Despite his extensive television experience, Carter knew he wanted this story onstage. “The theater is the best medium for that kind of work.” Carter notes. “You look at the works of people from George Bernard Shaw to Tom Stoppard to Michael Frayn’s Copenhagen, and there’s a history of plays being successful in finding wide audiences while being essentially intellectual.”
The play is no lecture, though; The Gospel According To… is as playful as it is provocative. And writing jokes for three historical geniuses proved to be a task well-suited for someone with both Carter’s research and day job. “Some of [the jokes] are their own lines. Some of them are juxtapositions from my decades of research,” he notes. But the jokes he wrote are thanks to his decades in television, working with world leaders and celebrities alike. “It kind of allows you to treat these figures not as gods, but as men and women, and there’s an ease with this that I developed in writing dialogue for these people that comes out of the work that I do every day as a producer.”
In early June, Carter had that “surreal and delightful” audience experience again when he attended the Lantern’s production and participated in an In Conversation event afterwards.
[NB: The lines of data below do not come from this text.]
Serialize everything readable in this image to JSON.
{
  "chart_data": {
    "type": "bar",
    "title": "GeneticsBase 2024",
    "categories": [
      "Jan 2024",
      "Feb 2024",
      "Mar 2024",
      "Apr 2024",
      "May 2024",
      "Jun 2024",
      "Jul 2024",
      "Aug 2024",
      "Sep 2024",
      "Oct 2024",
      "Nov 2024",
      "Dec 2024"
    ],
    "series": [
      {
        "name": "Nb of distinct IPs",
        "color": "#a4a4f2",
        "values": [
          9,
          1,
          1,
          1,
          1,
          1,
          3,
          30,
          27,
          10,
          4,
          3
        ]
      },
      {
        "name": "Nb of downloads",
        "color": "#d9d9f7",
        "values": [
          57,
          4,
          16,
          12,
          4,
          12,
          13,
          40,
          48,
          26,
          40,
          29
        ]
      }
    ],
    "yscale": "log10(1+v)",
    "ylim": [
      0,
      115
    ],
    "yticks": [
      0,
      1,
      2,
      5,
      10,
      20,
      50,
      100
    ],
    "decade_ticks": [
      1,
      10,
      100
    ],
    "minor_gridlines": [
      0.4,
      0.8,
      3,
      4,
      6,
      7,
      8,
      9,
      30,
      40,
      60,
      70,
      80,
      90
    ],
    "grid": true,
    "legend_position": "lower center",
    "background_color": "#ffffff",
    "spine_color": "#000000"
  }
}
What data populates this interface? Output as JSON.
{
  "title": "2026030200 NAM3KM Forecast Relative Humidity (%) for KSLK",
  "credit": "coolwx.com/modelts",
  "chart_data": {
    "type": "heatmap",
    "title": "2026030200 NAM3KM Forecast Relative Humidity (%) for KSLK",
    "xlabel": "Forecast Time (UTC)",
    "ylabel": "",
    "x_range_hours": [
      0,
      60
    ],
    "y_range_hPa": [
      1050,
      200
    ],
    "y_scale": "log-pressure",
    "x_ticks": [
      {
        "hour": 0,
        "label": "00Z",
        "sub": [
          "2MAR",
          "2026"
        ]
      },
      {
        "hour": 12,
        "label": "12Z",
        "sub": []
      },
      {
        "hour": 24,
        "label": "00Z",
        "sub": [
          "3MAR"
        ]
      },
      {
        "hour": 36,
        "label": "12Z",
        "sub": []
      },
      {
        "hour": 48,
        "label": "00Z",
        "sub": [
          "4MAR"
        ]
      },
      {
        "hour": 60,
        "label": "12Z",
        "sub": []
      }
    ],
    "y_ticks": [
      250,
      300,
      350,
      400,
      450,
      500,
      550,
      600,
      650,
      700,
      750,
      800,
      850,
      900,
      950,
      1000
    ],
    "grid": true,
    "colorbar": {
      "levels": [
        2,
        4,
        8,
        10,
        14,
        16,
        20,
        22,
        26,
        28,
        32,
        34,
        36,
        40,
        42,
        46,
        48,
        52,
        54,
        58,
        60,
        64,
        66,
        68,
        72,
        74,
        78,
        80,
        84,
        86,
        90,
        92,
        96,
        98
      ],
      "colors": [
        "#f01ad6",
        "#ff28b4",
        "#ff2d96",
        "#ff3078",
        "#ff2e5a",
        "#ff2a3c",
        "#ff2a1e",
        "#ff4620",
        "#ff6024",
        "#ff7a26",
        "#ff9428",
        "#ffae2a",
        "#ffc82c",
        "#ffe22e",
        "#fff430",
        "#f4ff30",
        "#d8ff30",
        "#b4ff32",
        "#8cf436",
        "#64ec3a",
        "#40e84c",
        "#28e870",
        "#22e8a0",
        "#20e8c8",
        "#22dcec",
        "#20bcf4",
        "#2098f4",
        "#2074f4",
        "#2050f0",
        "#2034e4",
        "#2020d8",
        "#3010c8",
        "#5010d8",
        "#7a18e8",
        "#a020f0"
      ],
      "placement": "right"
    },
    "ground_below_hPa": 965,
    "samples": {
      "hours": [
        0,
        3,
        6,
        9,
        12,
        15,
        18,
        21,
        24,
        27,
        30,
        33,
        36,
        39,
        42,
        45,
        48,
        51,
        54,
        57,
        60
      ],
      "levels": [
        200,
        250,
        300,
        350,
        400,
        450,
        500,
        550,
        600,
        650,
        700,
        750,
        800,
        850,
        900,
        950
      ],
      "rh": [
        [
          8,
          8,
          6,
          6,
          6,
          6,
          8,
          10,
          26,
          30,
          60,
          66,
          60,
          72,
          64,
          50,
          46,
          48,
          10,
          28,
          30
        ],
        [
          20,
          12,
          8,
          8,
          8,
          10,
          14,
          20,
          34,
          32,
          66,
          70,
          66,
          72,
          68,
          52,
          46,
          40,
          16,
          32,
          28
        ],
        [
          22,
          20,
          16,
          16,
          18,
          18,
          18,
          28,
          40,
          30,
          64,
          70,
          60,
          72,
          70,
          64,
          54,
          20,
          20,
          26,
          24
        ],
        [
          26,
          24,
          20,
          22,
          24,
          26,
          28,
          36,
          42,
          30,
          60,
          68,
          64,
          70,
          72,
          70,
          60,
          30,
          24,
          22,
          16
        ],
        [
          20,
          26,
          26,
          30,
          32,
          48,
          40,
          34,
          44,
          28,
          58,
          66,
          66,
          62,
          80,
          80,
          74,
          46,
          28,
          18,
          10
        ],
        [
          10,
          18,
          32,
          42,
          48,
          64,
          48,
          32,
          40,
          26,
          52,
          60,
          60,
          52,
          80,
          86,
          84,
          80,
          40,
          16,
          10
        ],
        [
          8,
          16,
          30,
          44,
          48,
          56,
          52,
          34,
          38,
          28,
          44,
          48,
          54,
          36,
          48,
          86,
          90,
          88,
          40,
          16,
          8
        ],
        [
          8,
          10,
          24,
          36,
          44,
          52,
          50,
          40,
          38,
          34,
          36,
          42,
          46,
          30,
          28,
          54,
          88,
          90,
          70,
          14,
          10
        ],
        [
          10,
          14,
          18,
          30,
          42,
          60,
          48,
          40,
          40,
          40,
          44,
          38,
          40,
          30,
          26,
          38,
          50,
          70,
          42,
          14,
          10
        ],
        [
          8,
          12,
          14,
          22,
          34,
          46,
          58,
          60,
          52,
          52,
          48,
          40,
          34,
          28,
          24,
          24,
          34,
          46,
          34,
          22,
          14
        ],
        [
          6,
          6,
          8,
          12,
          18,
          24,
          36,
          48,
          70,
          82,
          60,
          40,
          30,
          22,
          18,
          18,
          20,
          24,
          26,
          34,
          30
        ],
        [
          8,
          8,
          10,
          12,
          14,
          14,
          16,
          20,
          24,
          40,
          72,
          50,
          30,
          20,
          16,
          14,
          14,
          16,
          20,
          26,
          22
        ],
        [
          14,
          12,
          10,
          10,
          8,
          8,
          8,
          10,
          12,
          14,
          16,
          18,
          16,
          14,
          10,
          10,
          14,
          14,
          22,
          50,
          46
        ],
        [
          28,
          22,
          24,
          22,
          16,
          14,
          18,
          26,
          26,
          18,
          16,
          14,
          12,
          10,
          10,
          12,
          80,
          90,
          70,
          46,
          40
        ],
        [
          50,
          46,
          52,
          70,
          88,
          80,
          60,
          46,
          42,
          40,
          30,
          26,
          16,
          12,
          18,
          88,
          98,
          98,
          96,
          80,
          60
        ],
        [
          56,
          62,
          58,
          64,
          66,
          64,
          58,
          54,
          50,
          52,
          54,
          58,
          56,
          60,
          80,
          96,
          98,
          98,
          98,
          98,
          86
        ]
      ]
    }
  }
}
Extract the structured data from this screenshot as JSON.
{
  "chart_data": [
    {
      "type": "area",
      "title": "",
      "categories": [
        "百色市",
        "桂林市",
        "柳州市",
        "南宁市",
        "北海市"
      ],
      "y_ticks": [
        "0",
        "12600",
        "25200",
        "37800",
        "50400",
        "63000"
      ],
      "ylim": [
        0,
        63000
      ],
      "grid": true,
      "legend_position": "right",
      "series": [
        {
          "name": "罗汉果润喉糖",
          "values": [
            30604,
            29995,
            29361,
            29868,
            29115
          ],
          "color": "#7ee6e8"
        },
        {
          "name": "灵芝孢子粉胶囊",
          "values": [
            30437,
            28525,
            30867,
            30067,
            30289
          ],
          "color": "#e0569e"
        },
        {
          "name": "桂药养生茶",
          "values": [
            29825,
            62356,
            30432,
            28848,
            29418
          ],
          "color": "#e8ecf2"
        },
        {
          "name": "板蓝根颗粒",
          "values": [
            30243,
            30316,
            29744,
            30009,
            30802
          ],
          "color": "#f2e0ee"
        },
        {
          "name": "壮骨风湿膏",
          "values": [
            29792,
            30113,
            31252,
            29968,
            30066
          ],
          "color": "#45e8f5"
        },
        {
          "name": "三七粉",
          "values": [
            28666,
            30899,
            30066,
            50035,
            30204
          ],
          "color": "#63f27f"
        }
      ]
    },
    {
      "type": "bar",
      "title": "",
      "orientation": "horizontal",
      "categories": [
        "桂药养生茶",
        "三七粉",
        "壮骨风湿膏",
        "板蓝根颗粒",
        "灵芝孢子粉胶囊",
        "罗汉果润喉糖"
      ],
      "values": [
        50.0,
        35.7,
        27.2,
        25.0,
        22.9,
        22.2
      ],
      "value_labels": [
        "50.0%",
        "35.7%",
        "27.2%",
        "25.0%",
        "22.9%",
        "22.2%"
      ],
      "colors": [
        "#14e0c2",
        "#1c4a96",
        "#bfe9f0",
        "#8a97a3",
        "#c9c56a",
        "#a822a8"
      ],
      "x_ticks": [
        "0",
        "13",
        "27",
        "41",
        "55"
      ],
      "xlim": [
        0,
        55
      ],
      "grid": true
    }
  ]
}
Carter proved to be an active and energetic storyteller, punctuating talk of his process and the history of these men by getting to his feet, whether to act out Christopher Hitchens’ shock at discovering that the Dickens and Tolstoy gospels were real, or to demonstrate the way in which Jefferson would whistle while simply changing chairs, calling it Jefferson’s “own traveling music.”
Carter took audience questions and spoke about the bliss state that led to the play (“It was like the short story, Flowers for Algernon, where this man gets a serum that makes him into a genius, but after a while it starts leaving.”), the history that couldn’t fit it into 90 minutes (both Jefferson and Dickens had pet ravens), and the ending. We won’t spoil it, but according to Carter, it has roots in 2001: A Space Odyssey. “You’re searching for images and actions that feel correct,” Carter says about where the play ends up.
Carter’s near-death epiphany thirty years ago has produced a funny, incisive, and transformative work of theater that keeps his bliss state alive on stages across the country. As Carter told our audience: “My goal is that maybe this play instills in some of you the same sense of urgency I had to clarify what one thinks about what we are here for. What life is all about.”